I don't typically make much conversation on the plane. It's not that I'm not interested in other people it's just the whole process of air travel can be taxing, especially if you've done it multiple days in a row. So when I boarded a plane headed for Manchester, NH a while ago, I was ready to put the headphones on, crank up the music, pull out the most recent issue of Forbes...and check out.
Fortunately, I had forgotten my iPod.
I say "fortunately" because Bob and his wife sat down next to me. It turned out, Bob is the entrepreneur's entrepreneur literally a nugget-of-wisdom-filled, high energy guy who had more ideas, advice, and encouragement than our 2-hour flight even allowed.
He had opened one tire store in 1971. By the time he had sold his company in 2009, Bob had built his enterprise to 47 stores across New England.
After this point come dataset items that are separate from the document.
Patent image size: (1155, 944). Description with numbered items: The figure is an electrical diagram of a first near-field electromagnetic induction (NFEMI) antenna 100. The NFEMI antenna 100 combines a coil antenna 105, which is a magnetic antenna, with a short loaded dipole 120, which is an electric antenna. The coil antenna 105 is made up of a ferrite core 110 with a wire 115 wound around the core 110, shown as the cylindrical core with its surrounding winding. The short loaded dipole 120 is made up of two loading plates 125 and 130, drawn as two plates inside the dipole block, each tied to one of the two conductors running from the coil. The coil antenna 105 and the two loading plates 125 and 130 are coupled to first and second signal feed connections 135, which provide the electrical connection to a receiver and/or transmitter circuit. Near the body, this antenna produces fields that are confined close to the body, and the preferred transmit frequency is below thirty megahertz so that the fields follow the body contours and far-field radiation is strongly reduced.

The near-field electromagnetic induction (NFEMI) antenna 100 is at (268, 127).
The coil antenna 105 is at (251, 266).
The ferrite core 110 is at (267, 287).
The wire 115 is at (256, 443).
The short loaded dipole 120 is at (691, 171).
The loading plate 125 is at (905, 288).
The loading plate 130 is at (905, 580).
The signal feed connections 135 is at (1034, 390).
He survived and thrived competing against the big box stores, Goodyear and Firestone stores, and even auto dealerships selling tires.
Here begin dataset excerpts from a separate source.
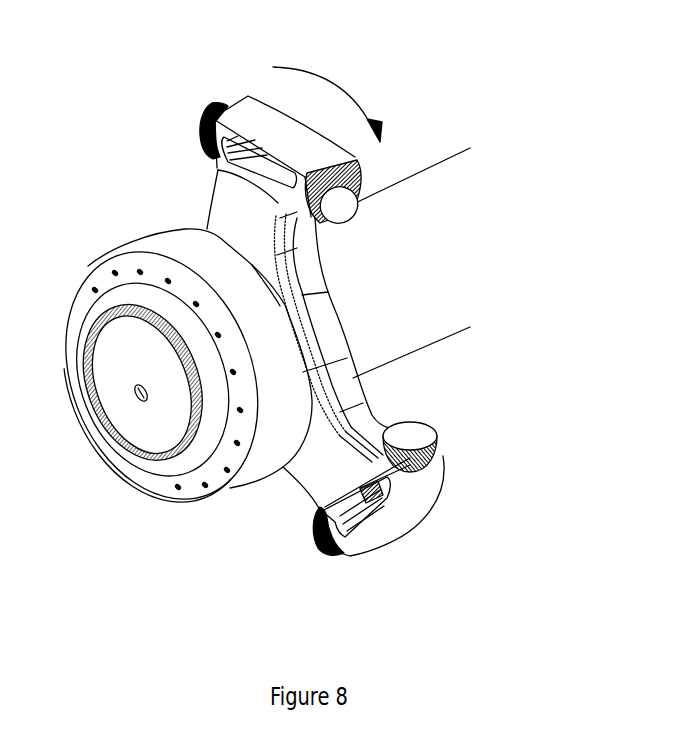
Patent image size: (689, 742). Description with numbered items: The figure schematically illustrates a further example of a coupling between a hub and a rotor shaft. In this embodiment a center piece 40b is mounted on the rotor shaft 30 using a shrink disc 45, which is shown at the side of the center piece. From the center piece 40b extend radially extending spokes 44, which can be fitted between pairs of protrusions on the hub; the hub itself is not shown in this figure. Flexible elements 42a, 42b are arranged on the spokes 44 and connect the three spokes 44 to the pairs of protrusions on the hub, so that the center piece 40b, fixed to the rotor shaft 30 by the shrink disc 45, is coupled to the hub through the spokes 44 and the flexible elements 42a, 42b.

The rotor shaft 30 is at (453, 180).
The center piece 40b is at (448, 517).
The flexible element 42a is at (345, 210).
The flexible element 42b is at (203, 143).
The spoke 44 is at (246, 212).
The shrink disc 45 is at (260, 463).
Shrewd, yes, but more impressive was his incredible focus on customer service. Bob understood the lifetime value of a customer, so he worried less about the final sale price and more about taking care of the customer along the road.
Because we work with manufacturers AND their dealer networks, I couldn't help but wonder how valuable a dealer like Bob must have been to the tire manufacturers who sold to him. Considering a formula of Longevity x Annual Sales x Profit Margin, Bob had to have been a gold mine for his suppliers, while mining his own gold along the way.